Practices that think technology is a magic bullet solution to fundamental work flow problems usually find themselves disappointed. So argued practice management expert Cindy Dunn at the MGMA 2010 annual conference Tuesday.

“Technology will help,” Dunn said, “but it’s not the answer. You have to fix your work flow and process issues before you can really make new technology work for your practice.”
Dunn, an RN and senior consultant for MGMA, suggested that to run a successful practice, physicians and administrators need to change their mindsets and shift from just managing results to managing process and results.

“If you find you or other staff are blaming people for problems, it is always actually a process problem,” advised Dunn. She suggested examining all of your processes carefully to improve quality and eliminate waste.

Dunn defined waste as any activities that do not add value to the practice. Some of the consequences of waste, she noted, are under-utilized employees, ineffective responses to errors, missing information, increased wait times for patients and employees, and inefficient transfer of information.
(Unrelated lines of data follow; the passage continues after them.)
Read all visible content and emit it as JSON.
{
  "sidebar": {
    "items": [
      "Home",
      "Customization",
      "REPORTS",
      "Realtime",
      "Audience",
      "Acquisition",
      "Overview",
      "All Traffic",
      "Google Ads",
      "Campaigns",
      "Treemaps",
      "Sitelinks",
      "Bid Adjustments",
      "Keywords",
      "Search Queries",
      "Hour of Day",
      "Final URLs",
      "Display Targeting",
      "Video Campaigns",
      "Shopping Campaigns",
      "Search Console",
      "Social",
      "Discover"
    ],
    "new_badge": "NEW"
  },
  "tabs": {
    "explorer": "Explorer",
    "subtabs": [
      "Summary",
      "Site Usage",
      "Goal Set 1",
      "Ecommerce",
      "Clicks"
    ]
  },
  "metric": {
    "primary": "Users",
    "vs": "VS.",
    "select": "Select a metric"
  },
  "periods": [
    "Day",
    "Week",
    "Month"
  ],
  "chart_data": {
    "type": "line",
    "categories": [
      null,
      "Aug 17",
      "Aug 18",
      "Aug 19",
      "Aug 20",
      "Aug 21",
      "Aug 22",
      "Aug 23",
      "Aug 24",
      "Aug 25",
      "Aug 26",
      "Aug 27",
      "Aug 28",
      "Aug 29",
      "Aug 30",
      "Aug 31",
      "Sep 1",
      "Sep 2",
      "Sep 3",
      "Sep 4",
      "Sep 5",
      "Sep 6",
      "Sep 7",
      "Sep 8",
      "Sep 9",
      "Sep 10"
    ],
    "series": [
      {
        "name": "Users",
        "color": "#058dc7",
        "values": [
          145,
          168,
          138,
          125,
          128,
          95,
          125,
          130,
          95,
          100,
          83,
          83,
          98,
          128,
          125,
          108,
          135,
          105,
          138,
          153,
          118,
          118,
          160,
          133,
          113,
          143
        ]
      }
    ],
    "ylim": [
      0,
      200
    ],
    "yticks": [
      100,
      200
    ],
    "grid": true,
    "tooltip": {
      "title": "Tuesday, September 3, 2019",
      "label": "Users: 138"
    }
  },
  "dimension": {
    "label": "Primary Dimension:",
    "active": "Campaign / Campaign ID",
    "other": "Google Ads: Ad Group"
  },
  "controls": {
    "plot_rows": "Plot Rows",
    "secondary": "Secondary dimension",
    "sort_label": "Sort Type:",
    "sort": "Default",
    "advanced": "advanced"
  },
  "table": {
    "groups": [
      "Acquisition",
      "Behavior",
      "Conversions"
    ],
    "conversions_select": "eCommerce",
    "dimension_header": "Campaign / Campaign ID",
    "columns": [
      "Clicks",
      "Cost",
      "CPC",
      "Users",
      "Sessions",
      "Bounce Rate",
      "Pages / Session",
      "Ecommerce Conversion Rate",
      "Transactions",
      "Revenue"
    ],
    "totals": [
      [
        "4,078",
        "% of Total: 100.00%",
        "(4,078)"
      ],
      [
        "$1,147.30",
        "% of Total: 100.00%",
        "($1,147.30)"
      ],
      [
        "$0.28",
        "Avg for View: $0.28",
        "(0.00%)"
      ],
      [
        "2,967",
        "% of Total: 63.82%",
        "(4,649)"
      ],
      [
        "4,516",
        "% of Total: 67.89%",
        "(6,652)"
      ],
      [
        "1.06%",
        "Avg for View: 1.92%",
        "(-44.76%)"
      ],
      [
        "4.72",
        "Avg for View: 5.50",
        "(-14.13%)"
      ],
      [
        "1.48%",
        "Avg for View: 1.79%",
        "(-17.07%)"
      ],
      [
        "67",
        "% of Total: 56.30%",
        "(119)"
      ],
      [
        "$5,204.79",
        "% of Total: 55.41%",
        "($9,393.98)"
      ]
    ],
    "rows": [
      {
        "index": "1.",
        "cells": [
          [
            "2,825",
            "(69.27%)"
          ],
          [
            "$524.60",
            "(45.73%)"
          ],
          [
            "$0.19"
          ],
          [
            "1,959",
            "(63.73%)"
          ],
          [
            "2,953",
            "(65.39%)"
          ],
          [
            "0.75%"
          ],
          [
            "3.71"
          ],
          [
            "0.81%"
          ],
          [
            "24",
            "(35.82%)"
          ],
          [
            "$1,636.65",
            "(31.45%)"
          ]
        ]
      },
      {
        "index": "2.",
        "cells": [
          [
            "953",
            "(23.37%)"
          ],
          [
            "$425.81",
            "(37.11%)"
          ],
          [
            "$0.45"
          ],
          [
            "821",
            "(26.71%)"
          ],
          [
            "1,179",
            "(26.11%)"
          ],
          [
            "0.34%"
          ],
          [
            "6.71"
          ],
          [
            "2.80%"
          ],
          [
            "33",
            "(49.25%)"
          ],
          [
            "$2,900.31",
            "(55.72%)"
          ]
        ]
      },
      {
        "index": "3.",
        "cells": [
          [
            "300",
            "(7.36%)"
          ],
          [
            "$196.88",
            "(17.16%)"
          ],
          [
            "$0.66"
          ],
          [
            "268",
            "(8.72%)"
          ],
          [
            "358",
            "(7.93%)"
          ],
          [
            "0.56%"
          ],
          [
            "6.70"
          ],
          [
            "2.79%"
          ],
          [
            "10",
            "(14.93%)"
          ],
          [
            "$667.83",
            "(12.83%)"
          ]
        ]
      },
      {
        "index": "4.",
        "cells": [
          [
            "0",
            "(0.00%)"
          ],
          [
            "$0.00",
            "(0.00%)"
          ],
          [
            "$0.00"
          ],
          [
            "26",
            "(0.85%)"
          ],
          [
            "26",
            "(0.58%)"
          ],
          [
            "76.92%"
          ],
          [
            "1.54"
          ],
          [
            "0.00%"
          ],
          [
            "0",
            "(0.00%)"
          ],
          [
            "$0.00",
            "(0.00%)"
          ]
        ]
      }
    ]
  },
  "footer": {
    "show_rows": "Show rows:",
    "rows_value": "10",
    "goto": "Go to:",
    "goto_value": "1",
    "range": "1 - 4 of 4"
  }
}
One common area of wasted time Dunn pointed out is poorly functioning equipment: “Employees need equipment that works. Period.” When employees have slow equipment, it wastes time. And you’re paying for their time. Would you rather pay a single time for a needed equipment upgrade, or pay staff to sit around waiting for their computers to respond?

Many practices also fail to value time when it comes to processes and their employees. One practice told Dunn that it didn’t use real-time claims adjudication because it cost 25 cents a patient and they had as many as 200 patients a week. They were having their billing staff submit claims the same old way to avoid that 25-cent charge. But when Dunn helped them do the math for the billing staff’s salaries, it turned out that each biller was paid between 32 and 41 cents a minute. So every minute they spent working on claims that could have been processed immediately at the front desk at the time of service for 25 cents, they were actually losing money.

The goal, Dunn suggested, is to figure out how to add technology tools to your practices that give you more time and more accuracy - which then leads to better patient care.

To be successful, work flow processes must change as your practice moves forward with technologies, and Dunn advises that this requires administrators to engage providers in improving office efficiencies and create team commitment to new technologies and work flows.